McDonald thinks investors are ignoring the risk of a ‘continuing credit crisis’ after the failure of Bank of Silicon Valley And Signature Bankas well as the unexpected demise of Swiss lender Credit Suisse, and focusing too much on the rise of new technologies like artificial intelligence and robotics.
“We’ve seen this before with Lehman, what happens is a shock happens, credit markets start pricing risk, but not stocks. They focus on things like AI or things like the internet revolution in the 90s,” he warned, winking at the mistakes investors made before the bubble burst. The Internet drove stocks down in 2001.
McDonald noted that even after the Federal Deposit Insurance Corporation (FDIC) stepped in to rescue uninsured and insured depositors from SVB and Signature Bank this month, US banks are still sitting on hundreds of billions of dollars. dollars of unrealized losses. Mortgage-backed securities and US Treasuries that make up the majority of many banks’ holdings have seen their value reduced after a series of aggressive interest rate hikes by the Federal Reserve last year.
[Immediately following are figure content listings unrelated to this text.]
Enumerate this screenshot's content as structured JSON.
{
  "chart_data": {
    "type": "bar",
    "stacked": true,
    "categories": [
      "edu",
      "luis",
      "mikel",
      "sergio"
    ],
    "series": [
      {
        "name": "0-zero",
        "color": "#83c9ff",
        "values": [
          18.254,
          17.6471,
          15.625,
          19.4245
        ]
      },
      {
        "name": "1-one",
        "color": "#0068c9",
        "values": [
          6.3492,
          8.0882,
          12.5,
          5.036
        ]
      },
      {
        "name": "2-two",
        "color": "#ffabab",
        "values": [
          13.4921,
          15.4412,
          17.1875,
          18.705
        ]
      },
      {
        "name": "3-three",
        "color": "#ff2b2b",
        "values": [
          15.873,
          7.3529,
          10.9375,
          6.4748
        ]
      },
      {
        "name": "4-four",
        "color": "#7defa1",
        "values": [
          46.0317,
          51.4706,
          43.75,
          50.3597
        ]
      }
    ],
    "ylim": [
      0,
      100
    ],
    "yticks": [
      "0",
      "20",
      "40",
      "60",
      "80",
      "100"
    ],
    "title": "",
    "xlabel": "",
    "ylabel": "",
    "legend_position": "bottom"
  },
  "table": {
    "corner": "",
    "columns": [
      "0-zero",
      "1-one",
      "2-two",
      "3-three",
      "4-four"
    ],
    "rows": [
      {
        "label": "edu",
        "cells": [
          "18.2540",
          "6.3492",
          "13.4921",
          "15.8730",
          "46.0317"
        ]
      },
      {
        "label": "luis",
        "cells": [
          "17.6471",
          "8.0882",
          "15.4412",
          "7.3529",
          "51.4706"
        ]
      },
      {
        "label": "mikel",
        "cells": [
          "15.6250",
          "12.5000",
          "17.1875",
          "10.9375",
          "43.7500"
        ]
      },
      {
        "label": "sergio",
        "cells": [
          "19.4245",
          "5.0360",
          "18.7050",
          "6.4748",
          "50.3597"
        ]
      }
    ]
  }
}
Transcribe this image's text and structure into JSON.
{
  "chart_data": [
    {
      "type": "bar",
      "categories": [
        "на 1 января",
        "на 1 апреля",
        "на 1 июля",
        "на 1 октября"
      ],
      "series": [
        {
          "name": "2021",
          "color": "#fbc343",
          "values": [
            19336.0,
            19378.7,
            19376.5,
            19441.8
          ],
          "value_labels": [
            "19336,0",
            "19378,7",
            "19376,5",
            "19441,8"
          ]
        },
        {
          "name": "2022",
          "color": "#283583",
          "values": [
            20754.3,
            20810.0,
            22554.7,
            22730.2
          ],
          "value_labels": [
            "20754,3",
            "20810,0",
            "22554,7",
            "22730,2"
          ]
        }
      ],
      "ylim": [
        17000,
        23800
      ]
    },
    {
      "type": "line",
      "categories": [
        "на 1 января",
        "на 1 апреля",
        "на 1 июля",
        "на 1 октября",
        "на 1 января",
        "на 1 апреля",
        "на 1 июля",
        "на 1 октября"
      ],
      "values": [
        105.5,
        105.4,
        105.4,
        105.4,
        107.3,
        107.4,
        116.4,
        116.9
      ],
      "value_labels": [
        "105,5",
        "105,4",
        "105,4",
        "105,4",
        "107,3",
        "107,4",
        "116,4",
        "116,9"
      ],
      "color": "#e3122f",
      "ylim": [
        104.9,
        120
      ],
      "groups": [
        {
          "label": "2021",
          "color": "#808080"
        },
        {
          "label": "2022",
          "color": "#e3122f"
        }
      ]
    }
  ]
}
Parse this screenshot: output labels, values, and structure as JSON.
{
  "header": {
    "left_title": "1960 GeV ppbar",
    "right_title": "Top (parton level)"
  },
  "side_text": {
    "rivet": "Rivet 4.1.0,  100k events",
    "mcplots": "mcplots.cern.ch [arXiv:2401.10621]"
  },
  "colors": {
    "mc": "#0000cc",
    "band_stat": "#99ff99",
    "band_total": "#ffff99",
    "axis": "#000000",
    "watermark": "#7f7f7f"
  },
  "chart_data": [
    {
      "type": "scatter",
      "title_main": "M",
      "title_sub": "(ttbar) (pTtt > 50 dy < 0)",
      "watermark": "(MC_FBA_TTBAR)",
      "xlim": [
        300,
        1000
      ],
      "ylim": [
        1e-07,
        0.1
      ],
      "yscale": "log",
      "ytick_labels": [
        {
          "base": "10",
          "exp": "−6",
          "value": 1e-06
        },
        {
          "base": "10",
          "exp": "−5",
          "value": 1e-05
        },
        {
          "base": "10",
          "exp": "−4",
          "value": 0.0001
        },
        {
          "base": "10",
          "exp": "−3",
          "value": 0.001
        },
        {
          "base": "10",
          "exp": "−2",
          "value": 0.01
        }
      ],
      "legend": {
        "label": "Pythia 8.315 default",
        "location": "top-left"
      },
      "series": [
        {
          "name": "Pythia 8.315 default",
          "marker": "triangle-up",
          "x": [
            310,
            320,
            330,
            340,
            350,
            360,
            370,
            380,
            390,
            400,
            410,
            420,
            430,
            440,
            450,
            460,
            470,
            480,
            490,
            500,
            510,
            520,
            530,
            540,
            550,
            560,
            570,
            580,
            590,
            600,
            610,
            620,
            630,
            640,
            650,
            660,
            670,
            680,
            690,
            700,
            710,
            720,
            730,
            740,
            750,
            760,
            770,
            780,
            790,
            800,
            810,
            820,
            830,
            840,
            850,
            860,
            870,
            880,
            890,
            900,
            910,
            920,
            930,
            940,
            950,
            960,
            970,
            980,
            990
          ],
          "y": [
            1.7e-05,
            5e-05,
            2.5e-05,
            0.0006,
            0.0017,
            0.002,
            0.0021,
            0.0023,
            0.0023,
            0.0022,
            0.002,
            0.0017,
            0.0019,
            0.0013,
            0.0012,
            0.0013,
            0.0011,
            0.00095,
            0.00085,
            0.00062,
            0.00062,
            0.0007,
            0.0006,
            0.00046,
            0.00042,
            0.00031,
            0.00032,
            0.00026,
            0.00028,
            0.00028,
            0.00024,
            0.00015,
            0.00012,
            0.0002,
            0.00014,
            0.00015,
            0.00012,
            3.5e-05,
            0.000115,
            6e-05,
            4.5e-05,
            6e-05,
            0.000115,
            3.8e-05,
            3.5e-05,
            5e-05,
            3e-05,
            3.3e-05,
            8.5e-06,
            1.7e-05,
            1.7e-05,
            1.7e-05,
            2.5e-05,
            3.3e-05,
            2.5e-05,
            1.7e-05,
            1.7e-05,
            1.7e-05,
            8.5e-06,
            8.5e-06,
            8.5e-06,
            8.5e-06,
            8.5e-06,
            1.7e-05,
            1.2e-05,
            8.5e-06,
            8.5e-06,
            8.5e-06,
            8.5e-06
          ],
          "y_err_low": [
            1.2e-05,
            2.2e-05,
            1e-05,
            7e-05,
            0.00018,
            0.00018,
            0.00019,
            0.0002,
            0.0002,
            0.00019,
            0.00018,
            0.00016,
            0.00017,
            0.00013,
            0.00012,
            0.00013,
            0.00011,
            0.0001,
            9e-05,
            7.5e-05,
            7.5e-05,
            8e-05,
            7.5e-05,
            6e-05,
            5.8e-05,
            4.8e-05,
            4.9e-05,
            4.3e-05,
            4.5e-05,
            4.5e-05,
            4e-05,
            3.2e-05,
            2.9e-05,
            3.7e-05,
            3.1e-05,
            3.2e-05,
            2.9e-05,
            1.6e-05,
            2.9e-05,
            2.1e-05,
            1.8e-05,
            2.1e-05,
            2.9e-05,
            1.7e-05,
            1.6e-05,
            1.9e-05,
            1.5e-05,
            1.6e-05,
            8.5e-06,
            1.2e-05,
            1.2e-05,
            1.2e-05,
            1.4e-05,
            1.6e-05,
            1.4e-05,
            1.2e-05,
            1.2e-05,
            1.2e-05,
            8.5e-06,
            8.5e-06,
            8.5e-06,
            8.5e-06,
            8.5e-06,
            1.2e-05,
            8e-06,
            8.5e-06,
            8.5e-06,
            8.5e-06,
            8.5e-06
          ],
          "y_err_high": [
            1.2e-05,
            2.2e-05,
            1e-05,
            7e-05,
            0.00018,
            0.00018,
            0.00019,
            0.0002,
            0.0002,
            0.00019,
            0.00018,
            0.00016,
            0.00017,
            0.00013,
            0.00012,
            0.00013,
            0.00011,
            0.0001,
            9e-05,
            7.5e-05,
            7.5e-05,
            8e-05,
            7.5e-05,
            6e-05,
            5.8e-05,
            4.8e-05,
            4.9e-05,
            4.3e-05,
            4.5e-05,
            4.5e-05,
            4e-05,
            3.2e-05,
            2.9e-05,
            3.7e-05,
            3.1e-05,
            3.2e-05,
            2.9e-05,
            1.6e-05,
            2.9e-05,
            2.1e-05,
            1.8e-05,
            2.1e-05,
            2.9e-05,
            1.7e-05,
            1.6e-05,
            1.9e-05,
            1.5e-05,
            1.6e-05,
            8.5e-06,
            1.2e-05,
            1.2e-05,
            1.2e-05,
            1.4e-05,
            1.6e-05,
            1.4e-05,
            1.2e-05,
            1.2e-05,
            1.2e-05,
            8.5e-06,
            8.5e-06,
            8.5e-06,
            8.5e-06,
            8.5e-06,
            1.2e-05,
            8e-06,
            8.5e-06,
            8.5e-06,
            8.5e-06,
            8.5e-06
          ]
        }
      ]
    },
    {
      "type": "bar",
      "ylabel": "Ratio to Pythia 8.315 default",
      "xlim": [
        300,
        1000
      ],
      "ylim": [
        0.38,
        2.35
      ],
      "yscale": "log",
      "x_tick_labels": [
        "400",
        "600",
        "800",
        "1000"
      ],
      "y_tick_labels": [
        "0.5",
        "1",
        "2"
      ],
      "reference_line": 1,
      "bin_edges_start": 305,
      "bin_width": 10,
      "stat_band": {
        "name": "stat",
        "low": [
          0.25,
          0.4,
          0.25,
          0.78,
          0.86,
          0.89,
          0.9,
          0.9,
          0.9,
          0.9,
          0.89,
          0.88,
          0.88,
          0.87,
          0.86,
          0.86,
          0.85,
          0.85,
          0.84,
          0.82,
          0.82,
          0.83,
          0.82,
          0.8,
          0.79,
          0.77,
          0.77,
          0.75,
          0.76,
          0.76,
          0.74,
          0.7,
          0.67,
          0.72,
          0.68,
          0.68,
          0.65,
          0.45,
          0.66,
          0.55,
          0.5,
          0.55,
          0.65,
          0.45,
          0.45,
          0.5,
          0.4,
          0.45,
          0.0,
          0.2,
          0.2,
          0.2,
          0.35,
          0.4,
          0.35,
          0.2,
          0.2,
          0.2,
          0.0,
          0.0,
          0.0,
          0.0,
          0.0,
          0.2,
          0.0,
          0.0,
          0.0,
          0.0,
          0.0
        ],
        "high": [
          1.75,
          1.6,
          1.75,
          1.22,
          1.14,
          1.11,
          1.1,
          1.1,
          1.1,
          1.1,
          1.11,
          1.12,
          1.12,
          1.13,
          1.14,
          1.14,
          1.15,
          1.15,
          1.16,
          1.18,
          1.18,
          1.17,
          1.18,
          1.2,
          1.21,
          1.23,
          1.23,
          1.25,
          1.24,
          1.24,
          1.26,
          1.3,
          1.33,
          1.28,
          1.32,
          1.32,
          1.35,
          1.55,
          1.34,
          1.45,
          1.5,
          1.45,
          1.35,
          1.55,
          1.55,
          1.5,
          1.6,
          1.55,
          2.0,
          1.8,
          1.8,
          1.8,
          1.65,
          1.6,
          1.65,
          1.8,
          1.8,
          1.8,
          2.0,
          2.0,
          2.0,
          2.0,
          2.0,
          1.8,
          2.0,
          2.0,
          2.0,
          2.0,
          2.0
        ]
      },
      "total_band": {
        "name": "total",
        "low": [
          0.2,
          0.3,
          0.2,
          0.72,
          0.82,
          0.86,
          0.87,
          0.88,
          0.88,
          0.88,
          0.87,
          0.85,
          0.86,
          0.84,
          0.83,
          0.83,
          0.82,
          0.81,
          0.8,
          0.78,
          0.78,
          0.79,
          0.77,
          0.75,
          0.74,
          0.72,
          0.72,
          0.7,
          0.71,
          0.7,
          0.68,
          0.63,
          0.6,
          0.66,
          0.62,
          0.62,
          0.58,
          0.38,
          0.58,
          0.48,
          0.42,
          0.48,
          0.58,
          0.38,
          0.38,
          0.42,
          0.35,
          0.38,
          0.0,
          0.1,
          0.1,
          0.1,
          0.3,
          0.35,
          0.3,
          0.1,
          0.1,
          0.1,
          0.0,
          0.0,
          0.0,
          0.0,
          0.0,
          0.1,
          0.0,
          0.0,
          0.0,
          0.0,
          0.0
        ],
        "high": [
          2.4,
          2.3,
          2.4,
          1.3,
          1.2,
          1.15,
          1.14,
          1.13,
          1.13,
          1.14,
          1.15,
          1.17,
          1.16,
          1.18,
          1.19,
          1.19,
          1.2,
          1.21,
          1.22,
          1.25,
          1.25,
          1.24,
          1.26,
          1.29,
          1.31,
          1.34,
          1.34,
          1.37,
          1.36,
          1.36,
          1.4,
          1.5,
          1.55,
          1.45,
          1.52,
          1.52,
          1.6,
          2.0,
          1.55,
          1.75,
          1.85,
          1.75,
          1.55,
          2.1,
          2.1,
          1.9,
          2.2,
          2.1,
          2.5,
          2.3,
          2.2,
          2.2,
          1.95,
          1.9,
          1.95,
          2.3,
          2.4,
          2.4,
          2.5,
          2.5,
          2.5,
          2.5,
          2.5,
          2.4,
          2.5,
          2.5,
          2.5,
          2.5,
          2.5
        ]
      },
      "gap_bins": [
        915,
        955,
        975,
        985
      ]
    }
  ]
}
These losses have led to significant instability in some banks, forcing many of their counterparts to tighten their lending standards and prepare for possible bank runs.
McDonald said the problems with banks were starting to spill over to the commercial real estate market due to the slowdown in lending, and he fears they could infect other sectors of the economy as the Fed hikes rates. to fight inflation.
The good news is that this is “not a Lehman event” that will cause a devastating recession, “it’s just a slow, gradual credit crunch as the Fed fights it behind the scenes,” McDonald said. . But that doesn’t mean stocks are safe – a steep decline is on the way, he warned.